Scan to email · Microsoft 365 · every printer brand
Scan to email stopped working? Your scanner isn't broken.
Here's the short version: your printer is fine. Microsoft and Google switched off the old way devices sign in to email, and most office printers and scanners only speak the old way. That's why it scanned on Friday and refused on Monday with nothing changed at your end. The fix is real, it's usually quick, and it almost never means buying a new machine.
Why scan to email died on you.
No jargon. Here's what actually happened, and why no printer brand escaped it.
For twenty years, printers sent scans the simple way: a username and password typed into the printer's menu once, then fired at the mail server with every scan. That method is called basic authentication, and nearly every office copier and multifunction printer was built around it. Trouble is, it's also the method attackers love. A stored password with no second check can be guessed by a robot from anywhere on earth, and business email break-ins ran through it constantly.
So Microsoft killed it, and Google did the same. Modern sign-in wants proof beyond a saved password, and a printer from 2016 simply doesn't know how to give it. The mail server says no, the printer shows a vague error, and the office concludes the scanner is broken. It isn't. The world it was built for is gone.
- Nothing on your printer changed. The rules at the email end changed. That's why it broke overnight with no warning.
- It's security, not sabotage. Old-style sign-in was the single biggest door into business email. Closing it was the right call.
- It's not coming back. No hidden setting restores the old behaviour permanently, and you shouldn't want one.
- Every brand copped it. Canon, Ricoh, Brother, HP, Epson, Kyocera. This is not a fault in your machine.
What changed right before it stopped?
Three triggers cover almost every case. Work out which one is yours and you're halfway to the fix.
A Microsoft 365 or security change
The most common one by far. Your tenant's security tightened, whether Microsoft did it automatically, your IT provider hardened things, or a security baseline finally got enforced, and the printer's old-style login stopped being accepted. If scanning died for everyone at once, this is almost certainly it.
A password change
The printer stores a password from the day it was set up. Someone changes that account's password and the stored copy goes stale. Re-enter the new one and test. But if your tenant no longer accepts old-style sign-in at all, a fresh password won't save it.
An internet or ISP change
New provider, new router, new connection. Many ISPs block port 25, the old direct road printers used to push mail out. The scans queue up and die quietly. If scanning broke the week the new internet went in, start here.
Four ways forward, ranked honestly.
All four work. Which one fits depends on how new your machine is and how much you actually love scan to email.
- 1. Do it properly through Microsoft 365. Microsoft supports two general shapes. The printer can sign in as a real mailbox using modern, authenticated sending, which works from anywhere but needs a machine recent enough to handle it, often after a firmware update. Or a connector-based relay can accept mail from devices on your own network, which suits a fleet of printers but only works from inside the office and needs to be set up with care. I'm deliberately not printing menu paths or server names here, because Microsoft moves them and stale instructions cause half the mess we get called into. The current Microsoft documentation has the exact steps.

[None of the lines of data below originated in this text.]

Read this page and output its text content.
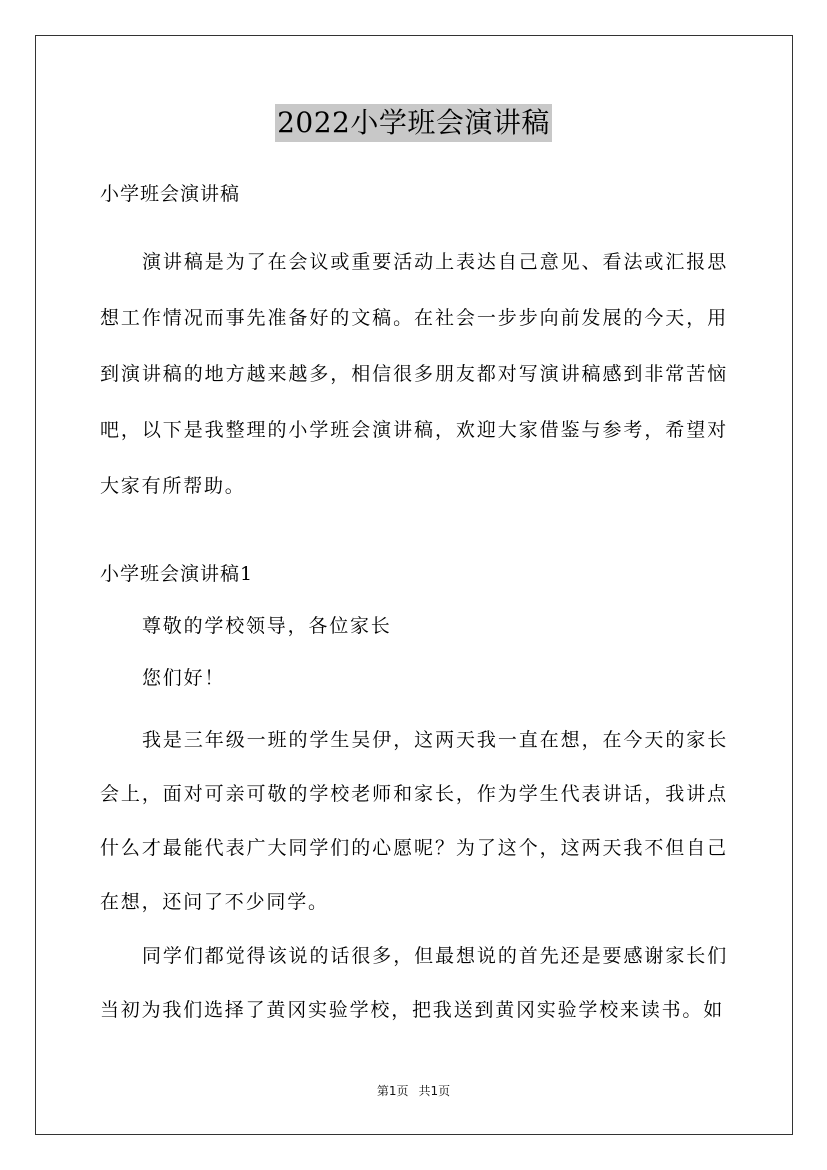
2022小学班会演讲稿
小学班会演讲稿

演讲稿是为了在会议或重要活动上表达自己意见、看法或汇报思想工作情况而事先准备好的文稿。在社会一步步向前发展的今天，用到演讲稿的地方越来越多，相信很多朋友都对写演讲稿感到非常苦恼吧，以下是我整理的小学班会演讲稿，欢迎大家借鉴与参考，希望对大家有所帮助。

小学班会演讲稿1

尊敬的学校领导，各位家长

您们好！

我是三年级一班的学生吴伊，这两天我一直在想，在今天的家长会上，面对可亲可敬的学校老师和家长，作为学生代表讲话，我讲点什么才最能代表广大同学们的心愿呢？为了这个，这两天我不但自己在想，还问了不少同学。

同学们都觉得该说的话很多，但最想说的首先还是要感谢家长们当初为我们选择了黄冈实验学校，把我送到黄冈实验学校来读书。如

第1页 共1页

- 2. Use your printer maker's cloud scan app. Most current machines can scan straight to OneDrive, SharePoint or email through the vendor's own cloud service, skipping the old mail plumbing entirely. Often the cleanest fix of the lot. The catch: it needs a reasonably recent machine and a vendor account, and the free tiers vary.
- 3. Scan to a folder instead. The pragmatic workaround, and honestly, often the better system. Scans land in a shared folder on your network or in your cloud storage. No attachment size limits, no inbox clutter, one place where every scan lives. On most machines it's about a ten-minute setup, and plenty of offices never go back.
- 4. Use a third-party SMTP relay. Purpose-built services exist that accept mail from devices and pass it on properly, whoever hosts your email. Vendor-neutral, and they keep genuinely old machines scanning. The trade-off is one more account and a small ongoing cost, and you need to pick a reputable one, because your scans travel through it.
Don't lower your email security for a printer.
You'll find forum posts suggesting you switch old-style sign-in back on, turn off security defaults or carve out exceptions until the scanner behaves. Every one of those re-opens the exact door Microsoft closed, for your whole business, to save one device. A printer is not worth an inbox breach, and cleaning up a compromised email account costs more than every fix on this page combined.
If anyone's proposed fix amounts to "we'll just weaken the security settings", get a second opinion. The supported routes above exist precisely so you never have to make that trade.
Ten minutes, or time to let the printer go?
If your machine is only a few years old, this is usually a small job: update the firmware, pick one of the supported methods, test, walk away. Scan to folder is quicker still. Most of these calls are done inside an hour.
If the machine is a decade old, can't do modern sign-in even after updates, and the maker stopped publishing firmware years ago, be honest about it. A relay or scan to folder can keep it scanning for now, but you're propping up hardware the vendor has walked away from. Don't rush out and buy a new printer over this, the cheap fixes should be ruled out first, but do put a retirement date on the whiteboard.
Good to know
Why did scan to email suddenly stop working?
Because Microsoft and Google retired the old way devices sign in to email, called basic authentication, where the printer just sends a stored username and password. Most office printers and scanners only know that old way, so when the switch was flicked at the email end, the printer got rejected. Nothing on the printer failed.
Can I turn the old settings back on?
No, and you shouldn't want to. Basic authentication was retired because it was the easiest way for attackers to break into business email. There is no supported setting that brings it back for good, and weakening your organisation's email security to keep a printer happy trades a real breach risk for a minor convenience.
Will re-entering the password on the printer fix it?
Only if a password change was the actual cause. If someone recently changed the email password, update it on the printer and test. If your organisation's email no longer accepts old-style sign-in at all, a fresh password changes nothing, because the method is being rejected, not the credentials.
What's the fastest way to get scanning again today?
Scan to folder. Most machines can drop scans into a shared folder after about ten minutes of setup, and plenty of businesses keep it permanently because it beats email anyway: no attachment size limits, no inbox clutter, everything lands in one place.
Is my printer too old to fix?
Maybe. If the maker still publishes firmware updates, install them first; plenty of machines gained modern sign-in or cloud scanning that way. If the machine can't be updated and the vendor has moved on, a third-party relay or scan to folder can keep it useful for years. Replacement is the last resort, not the first.
Do I need an IT person for this, or can I do it myself?
Scan to folder and the vendor cloud scan apps are realistic DIY jobs if you're comfortable in the printer's menus. The Microsoft 365 relay options touch your email security settings, and a wrong move there affects the whole business, so if you're not sure, hand that one over. It's a small job for someone who does it every week.